Perfect. I shift forward, my hands resting on his chest as my own heart beats rapidly. “I need you to help me.”
“Help you?”
I nod. “What would you do if you wanted to know something?”
“What do you mean?”
“I mean that I need help. I can’t drive, I would have to get a taxi, but that would leave me wandering around aimlessly while I tried to figure out how to remember my life.”
“No, that’s not an option.”
“Then you have to help me. You’re one of the country’s top investigative reporters, right? You can probably catch this person before I even need my memory back. Please, you have to. I don’t want to do this alone, but you know I will. I’ll go back in time, and . . . I don’t know where to start, but I’ll pick somewhere because I can’t just sit around and do nothing.”
His face scrunches, eyes narrowing a little in thought. “You can’t be roaming around Oregon either.”
“Then you do it with me. Treat me like a news story. Where do we even begin?”
“This is crazy.”
Maybe it is, but it’s what I need.
After a small stretch of silence, Spencer sighs. “I would go back to the beginning, back to the very last thing I could remember, and work my way forward from there.”

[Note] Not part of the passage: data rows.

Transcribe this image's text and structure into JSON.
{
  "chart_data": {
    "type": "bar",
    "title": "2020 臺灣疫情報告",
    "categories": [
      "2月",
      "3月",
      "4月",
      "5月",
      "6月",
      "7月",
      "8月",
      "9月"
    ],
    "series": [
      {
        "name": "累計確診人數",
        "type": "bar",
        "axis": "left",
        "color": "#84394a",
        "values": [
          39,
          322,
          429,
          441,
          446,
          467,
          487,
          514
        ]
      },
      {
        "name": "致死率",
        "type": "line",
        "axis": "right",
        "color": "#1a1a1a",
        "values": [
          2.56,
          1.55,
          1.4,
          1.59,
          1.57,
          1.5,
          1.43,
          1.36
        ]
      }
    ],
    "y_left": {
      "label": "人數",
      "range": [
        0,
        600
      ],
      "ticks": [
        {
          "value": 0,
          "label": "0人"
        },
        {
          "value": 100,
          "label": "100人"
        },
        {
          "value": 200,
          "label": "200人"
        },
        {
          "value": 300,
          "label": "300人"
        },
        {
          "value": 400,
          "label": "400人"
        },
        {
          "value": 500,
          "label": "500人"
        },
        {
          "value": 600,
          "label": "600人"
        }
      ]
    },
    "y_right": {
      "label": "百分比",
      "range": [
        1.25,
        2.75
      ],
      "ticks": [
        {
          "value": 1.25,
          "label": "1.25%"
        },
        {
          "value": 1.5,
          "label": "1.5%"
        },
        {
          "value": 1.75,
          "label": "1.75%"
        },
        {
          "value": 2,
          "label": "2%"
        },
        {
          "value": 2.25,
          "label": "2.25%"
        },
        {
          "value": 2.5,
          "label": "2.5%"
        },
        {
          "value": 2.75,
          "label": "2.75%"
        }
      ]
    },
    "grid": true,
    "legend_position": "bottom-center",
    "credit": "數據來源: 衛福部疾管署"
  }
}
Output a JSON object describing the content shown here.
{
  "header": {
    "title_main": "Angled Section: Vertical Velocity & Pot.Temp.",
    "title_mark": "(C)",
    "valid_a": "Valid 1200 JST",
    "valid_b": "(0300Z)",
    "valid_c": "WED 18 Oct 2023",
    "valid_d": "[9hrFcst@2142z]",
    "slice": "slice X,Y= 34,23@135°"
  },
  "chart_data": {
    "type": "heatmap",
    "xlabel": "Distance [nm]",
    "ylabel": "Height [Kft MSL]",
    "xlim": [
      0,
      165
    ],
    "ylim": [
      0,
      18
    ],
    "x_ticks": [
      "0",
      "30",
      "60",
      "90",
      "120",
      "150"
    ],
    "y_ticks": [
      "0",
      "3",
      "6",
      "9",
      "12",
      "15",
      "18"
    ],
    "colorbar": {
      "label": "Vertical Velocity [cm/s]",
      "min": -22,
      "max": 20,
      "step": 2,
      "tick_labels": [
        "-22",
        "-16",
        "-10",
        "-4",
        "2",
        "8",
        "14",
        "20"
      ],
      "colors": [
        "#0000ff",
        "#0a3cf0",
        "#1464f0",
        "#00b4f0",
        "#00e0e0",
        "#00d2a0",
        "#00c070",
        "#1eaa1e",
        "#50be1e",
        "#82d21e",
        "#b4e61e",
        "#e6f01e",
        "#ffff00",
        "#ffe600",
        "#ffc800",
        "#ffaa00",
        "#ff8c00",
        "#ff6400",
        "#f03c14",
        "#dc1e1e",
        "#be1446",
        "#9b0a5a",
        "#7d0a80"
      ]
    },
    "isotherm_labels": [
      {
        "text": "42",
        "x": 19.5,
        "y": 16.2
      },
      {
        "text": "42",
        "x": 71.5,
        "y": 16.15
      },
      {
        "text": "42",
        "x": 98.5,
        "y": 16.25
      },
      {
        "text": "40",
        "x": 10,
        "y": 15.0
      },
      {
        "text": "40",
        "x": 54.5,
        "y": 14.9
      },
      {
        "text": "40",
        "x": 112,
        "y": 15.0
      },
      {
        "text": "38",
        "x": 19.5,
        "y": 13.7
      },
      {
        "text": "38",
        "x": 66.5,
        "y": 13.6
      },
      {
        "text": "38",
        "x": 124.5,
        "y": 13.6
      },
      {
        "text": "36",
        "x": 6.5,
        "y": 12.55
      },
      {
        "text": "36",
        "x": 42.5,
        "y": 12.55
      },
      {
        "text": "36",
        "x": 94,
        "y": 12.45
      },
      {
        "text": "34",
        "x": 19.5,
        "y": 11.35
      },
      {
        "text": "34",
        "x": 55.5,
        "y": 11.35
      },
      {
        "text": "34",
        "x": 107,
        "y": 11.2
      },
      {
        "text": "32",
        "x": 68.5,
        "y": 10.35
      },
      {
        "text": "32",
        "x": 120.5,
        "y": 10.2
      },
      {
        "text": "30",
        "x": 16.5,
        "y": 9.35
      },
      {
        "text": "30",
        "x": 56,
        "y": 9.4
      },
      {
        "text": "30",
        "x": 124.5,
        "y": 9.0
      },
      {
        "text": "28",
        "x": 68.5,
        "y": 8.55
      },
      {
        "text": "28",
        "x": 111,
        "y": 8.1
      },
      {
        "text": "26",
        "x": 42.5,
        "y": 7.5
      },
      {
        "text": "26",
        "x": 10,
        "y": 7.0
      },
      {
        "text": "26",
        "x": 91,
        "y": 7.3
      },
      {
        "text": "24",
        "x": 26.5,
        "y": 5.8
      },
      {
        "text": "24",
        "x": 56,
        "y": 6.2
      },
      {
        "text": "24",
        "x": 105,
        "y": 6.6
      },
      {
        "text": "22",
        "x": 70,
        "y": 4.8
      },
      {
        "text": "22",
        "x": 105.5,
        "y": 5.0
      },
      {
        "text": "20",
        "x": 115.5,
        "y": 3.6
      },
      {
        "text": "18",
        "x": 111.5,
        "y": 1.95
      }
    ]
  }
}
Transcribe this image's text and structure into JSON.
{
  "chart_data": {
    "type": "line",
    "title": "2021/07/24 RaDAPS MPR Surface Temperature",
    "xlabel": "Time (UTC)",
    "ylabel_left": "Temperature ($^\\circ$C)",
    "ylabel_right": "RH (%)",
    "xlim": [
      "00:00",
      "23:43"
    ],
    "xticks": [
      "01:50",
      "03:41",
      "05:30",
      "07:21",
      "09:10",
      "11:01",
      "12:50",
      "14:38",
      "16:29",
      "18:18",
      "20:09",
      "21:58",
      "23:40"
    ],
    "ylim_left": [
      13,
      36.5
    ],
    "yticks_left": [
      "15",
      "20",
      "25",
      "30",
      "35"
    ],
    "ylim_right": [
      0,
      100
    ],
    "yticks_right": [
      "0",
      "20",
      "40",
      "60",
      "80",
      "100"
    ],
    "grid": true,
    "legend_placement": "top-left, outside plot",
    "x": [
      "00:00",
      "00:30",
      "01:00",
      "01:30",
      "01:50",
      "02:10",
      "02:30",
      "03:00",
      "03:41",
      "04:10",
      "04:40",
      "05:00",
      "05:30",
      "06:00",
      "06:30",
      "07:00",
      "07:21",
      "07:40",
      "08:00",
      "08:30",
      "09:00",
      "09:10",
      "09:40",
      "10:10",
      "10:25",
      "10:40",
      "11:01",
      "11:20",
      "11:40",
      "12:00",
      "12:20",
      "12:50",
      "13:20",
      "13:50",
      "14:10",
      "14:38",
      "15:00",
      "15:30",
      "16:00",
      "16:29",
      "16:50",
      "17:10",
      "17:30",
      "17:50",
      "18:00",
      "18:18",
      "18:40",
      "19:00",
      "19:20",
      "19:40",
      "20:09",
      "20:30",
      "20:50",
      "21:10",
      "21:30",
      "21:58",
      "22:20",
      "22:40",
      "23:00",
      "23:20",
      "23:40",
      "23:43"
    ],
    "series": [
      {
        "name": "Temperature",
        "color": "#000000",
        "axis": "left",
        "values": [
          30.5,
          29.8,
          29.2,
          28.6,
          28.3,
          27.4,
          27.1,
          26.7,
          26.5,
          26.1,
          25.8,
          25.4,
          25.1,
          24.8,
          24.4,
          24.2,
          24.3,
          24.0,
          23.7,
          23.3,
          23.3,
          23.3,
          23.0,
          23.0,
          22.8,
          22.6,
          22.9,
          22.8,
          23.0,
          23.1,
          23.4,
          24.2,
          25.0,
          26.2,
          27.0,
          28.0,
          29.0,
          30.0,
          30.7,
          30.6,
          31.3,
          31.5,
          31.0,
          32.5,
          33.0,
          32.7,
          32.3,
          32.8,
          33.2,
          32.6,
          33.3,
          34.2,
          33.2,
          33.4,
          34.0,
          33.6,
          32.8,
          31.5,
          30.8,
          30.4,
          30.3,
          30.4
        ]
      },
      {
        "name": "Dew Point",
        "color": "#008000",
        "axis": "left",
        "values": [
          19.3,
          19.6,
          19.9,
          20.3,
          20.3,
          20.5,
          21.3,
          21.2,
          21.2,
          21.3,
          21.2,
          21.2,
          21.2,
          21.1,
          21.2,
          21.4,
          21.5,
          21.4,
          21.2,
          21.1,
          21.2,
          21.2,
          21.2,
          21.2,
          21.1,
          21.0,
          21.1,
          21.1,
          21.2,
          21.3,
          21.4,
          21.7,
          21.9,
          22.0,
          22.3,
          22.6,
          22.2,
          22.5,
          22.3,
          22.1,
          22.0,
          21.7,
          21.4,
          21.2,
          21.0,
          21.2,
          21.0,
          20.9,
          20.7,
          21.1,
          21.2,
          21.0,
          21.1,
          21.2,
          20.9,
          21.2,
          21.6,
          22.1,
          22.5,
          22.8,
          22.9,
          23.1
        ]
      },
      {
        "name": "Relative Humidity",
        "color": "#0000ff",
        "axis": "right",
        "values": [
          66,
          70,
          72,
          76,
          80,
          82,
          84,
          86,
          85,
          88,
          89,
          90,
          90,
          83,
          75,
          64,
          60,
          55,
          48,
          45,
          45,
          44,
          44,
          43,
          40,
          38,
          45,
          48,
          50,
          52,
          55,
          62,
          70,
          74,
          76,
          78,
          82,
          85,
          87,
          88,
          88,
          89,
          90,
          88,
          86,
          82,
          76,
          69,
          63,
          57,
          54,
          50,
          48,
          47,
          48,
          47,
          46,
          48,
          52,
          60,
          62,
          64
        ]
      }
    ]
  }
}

“The beginning for me is a few months after graduating grad school. If I want to start to make sense of all of this, I need to start there.”
“Brie . . .” Spencer’s voice is strong with warning.
“If you don’t help me, I’ll do it on my own. You know I will.”
His deep sigh leaves his lungs, and he refuses to meet my eyes. “Holden was clear that you need to let this happen naturally.”
“I am, but that doesn’t mean I should sit around and hope that maybe the memory will come back. You are the best investigative reporter in the world. You have been involved with unearthing the truth on mysteries that no one else could. This isn’t that grand, but it’s that important.”
His gaze drops. “I want you to remember your life, Brielle.”
I move my hand to his cheek, resting it softly there. “Then help me.”